Yale yeast genome study could lead to further understanding of diseases like cancer

In the largest genome project of its kind to date, Yale scientists have succeeded in fully characterizing the function of the yeast gene, furthering understanding of how human cells work.

"While the human genome project so far has focused on the discovery of new genes, our study has taken gene discovery to the next level by figuring out how the genes work," said Michael Snyder, professor and chair of molecular, cellular and developmental biology at Yale. "We were pleasantly surprised to discover new genes in the process."

Because as many as 70 percent of yeast genes are strikingly similar to human genes, information about the yeast gene is expected to enhance understanding about human genes and may provide insight into human diseases, said Snyder, whose work is published in the November 25 issue of Nature.

"When a human gene is discovered that has been implicated in a genetic disease such as cancer, knowing how the accompanying yeast gene works can help in designing appropriate treatments to help cure the disease," Snyder said. "The yeast gene is basically a small person. It is very easy to manipulate and is very similar to the cellular processes of human cells."

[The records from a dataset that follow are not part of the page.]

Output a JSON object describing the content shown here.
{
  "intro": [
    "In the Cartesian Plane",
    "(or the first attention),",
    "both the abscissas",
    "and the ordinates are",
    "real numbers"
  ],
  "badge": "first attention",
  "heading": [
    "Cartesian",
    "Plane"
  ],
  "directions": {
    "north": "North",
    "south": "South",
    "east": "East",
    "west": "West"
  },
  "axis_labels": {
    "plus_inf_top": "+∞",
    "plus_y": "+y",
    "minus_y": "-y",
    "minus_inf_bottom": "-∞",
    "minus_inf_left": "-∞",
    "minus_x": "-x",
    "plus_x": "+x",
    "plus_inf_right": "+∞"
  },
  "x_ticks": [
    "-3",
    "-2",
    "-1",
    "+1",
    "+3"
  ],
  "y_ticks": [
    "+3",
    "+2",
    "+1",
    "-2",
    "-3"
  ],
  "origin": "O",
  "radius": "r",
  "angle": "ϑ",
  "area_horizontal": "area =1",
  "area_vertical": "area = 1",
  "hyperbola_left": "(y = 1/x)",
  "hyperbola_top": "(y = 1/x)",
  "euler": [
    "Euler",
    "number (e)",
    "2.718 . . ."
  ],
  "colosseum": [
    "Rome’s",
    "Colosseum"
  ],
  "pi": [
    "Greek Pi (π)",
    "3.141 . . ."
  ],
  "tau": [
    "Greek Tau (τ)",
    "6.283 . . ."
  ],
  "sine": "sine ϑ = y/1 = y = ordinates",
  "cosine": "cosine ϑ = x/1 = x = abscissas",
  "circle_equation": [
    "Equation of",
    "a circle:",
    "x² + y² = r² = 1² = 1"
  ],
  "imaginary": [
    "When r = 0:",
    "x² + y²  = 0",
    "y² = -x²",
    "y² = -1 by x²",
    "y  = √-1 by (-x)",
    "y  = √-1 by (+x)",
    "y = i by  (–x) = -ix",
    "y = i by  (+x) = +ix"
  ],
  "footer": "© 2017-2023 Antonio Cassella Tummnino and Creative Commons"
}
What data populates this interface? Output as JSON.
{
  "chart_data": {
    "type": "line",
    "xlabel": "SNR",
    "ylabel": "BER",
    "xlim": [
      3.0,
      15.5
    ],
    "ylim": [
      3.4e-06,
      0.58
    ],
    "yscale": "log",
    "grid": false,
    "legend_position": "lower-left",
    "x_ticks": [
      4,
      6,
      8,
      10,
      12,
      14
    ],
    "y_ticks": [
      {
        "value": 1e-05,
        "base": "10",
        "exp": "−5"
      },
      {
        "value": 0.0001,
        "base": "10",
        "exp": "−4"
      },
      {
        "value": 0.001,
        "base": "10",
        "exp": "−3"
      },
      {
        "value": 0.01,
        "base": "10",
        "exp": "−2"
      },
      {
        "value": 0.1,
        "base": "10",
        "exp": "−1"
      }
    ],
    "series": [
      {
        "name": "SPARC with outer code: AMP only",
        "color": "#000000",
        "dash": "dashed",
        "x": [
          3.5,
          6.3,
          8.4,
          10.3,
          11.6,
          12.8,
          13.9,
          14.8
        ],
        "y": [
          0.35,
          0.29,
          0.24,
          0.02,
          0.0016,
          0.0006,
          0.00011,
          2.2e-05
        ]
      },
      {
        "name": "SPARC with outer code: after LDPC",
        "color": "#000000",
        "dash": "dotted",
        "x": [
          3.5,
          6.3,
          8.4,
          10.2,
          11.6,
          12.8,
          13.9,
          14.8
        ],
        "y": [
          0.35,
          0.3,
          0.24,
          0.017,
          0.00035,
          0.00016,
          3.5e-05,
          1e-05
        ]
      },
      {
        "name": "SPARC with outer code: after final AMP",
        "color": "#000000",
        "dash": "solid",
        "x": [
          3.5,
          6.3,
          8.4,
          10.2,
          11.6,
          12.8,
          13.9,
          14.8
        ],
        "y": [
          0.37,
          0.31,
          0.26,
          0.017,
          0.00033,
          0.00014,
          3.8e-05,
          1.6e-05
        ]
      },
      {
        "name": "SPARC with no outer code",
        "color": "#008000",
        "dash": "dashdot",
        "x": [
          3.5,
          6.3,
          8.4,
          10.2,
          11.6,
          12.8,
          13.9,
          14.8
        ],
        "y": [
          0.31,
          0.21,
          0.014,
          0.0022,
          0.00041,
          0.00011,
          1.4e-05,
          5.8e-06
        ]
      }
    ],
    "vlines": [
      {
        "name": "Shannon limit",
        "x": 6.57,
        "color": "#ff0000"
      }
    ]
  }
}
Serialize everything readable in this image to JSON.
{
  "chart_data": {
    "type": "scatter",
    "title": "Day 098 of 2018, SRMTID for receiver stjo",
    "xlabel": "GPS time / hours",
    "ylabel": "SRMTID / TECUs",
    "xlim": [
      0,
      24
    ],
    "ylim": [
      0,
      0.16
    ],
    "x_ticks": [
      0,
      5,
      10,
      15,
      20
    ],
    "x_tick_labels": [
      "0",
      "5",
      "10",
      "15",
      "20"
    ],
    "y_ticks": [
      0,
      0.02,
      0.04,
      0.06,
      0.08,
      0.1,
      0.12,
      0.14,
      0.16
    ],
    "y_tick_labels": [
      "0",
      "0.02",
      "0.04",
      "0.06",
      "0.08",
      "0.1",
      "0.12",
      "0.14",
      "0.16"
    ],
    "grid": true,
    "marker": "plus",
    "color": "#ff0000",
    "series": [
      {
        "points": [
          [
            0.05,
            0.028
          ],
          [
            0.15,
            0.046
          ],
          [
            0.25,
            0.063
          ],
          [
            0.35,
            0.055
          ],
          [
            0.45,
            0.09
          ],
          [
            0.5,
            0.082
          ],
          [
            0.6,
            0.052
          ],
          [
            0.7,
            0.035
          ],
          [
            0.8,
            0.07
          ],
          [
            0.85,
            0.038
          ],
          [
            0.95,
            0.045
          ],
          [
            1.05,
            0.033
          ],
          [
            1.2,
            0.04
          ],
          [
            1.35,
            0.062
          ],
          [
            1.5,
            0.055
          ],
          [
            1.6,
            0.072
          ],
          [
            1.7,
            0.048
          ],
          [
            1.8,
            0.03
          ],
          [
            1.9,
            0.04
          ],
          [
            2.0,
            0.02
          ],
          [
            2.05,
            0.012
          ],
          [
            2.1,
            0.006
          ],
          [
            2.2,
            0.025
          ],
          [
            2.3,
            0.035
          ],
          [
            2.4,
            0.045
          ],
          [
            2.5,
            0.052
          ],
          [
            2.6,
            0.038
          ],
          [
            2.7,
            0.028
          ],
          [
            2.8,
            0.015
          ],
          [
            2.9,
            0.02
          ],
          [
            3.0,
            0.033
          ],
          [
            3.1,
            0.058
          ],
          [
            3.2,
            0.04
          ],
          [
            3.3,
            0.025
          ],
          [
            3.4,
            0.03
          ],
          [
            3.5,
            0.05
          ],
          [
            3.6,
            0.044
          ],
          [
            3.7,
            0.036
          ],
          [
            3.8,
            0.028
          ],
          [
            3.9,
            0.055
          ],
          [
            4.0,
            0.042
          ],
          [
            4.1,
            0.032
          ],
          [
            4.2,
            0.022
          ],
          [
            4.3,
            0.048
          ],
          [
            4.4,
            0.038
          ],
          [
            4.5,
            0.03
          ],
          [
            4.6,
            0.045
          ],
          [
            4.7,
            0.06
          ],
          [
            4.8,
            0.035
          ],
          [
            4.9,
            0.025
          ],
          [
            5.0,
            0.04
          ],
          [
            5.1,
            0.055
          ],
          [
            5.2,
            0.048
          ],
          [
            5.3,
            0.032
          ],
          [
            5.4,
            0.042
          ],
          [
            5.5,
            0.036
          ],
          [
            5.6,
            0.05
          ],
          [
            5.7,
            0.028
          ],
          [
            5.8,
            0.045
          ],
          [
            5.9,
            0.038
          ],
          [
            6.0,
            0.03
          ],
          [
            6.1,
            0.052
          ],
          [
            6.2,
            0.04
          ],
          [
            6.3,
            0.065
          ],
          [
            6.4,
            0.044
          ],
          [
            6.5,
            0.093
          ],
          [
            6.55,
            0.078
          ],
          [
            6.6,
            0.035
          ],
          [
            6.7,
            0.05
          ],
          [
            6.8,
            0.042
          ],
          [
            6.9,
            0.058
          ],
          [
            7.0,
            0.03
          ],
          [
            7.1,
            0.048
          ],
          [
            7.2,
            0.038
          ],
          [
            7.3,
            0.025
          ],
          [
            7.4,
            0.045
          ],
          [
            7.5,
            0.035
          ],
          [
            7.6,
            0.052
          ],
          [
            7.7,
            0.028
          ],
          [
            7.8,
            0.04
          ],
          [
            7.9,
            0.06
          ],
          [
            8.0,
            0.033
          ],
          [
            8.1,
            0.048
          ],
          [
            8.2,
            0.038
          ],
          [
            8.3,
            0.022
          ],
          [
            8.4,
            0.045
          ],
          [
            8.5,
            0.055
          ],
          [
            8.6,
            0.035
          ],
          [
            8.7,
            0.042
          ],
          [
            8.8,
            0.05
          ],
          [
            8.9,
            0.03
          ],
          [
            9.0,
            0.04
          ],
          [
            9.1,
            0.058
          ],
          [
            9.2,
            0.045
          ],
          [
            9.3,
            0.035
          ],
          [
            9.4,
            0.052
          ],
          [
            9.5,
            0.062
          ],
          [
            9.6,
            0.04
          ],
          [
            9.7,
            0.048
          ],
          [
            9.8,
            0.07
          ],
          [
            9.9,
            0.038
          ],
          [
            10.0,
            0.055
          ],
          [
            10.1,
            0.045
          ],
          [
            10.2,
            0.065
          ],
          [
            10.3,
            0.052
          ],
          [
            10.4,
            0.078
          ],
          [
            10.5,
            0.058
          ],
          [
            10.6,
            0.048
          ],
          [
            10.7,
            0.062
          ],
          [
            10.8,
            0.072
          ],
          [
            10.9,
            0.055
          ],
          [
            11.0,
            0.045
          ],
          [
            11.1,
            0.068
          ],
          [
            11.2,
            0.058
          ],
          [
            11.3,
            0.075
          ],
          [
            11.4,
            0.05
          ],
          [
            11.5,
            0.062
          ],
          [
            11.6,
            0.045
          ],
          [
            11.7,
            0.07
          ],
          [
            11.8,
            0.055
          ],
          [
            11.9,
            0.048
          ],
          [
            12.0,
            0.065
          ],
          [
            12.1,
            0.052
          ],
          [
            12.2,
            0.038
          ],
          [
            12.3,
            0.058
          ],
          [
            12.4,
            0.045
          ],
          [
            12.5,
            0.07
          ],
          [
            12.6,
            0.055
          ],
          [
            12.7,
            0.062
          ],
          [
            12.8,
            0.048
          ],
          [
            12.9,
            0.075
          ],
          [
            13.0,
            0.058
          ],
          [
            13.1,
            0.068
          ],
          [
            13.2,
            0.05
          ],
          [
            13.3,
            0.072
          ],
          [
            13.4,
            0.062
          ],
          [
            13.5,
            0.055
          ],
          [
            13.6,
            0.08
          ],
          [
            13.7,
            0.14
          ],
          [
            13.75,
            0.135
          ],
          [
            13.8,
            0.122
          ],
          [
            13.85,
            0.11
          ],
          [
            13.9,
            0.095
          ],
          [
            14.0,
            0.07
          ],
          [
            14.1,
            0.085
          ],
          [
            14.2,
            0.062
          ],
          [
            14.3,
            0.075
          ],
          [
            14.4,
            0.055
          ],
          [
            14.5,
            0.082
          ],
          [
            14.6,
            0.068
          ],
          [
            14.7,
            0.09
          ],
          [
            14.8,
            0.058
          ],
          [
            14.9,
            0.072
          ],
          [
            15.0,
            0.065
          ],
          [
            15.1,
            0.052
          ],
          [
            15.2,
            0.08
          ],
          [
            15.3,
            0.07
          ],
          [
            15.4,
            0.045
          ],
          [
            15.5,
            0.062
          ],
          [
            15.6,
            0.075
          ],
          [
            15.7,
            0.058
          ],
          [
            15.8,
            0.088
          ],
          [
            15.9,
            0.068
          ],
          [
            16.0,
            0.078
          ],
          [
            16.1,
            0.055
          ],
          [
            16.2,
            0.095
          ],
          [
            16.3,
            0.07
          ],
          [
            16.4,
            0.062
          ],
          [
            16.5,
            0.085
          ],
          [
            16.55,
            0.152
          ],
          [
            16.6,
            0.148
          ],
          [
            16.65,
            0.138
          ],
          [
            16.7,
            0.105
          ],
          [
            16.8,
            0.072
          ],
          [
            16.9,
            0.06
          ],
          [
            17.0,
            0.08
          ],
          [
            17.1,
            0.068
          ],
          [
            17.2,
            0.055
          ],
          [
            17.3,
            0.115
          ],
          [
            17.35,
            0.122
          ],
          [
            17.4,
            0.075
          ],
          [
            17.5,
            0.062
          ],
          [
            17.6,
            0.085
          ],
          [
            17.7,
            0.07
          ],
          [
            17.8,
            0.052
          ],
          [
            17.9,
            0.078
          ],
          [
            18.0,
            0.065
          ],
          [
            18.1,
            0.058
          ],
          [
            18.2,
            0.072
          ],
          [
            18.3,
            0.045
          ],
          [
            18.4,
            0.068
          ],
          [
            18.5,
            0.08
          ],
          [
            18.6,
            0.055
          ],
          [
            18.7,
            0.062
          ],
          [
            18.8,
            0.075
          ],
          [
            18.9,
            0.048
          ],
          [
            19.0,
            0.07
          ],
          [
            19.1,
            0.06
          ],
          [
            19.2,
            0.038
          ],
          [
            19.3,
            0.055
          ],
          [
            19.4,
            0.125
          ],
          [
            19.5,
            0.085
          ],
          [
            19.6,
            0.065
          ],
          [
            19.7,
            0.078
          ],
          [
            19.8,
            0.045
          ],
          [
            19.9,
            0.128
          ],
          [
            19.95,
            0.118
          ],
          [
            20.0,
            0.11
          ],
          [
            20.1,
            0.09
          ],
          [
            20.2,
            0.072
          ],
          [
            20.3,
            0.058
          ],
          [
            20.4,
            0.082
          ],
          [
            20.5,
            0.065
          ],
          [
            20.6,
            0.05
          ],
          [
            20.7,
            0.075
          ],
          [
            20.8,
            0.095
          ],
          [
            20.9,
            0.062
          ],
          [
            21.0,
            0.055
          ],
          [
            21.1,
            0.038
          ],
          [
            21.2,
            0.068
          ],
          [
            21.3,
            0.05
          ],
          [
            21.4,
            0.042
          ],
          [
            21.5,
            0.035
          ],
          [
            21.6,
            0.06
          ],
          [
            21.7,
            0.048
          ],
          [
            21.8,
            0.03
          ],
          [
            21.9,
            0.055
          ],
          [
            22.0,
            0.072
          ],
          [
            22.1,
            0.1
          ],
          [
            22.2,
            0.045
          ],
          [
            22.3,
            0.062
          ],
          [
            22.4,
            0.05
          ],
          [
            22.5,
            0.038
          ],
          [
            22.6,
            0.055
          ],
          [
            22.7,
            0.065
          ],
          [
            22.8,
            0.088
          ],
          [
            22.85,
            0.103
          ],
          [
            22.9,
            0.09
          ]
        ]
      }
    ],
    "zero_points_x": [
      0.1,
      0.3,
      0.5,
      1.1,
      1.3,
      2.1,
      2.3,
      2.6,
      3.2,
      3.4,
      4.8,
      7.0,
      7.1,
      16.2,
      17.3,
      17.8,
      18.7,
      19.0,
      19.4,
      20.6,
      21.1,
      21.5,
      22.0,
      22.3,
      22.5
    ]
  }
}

During the five-year study, Snyder's team invented a novel method of inserting pieces of DNA throughout the yeast genome.

This method helps characterize the yeast gene by determining when the genes are active and also creates mutations in genes so that the functions of the genes can be analyzed. The Yale team analyzed 2,000 genes, or approximately one third of the genes encoded in the yeast genome.

"We have discovered new genes and we can now help determine functions for many genes that had been discovered previously, but which had not been characterized," said Snyder, who is also a professor of biophysics and biochemistry at Yale. "It helps us understand both the genetic blueprint and what that blueprint actually does."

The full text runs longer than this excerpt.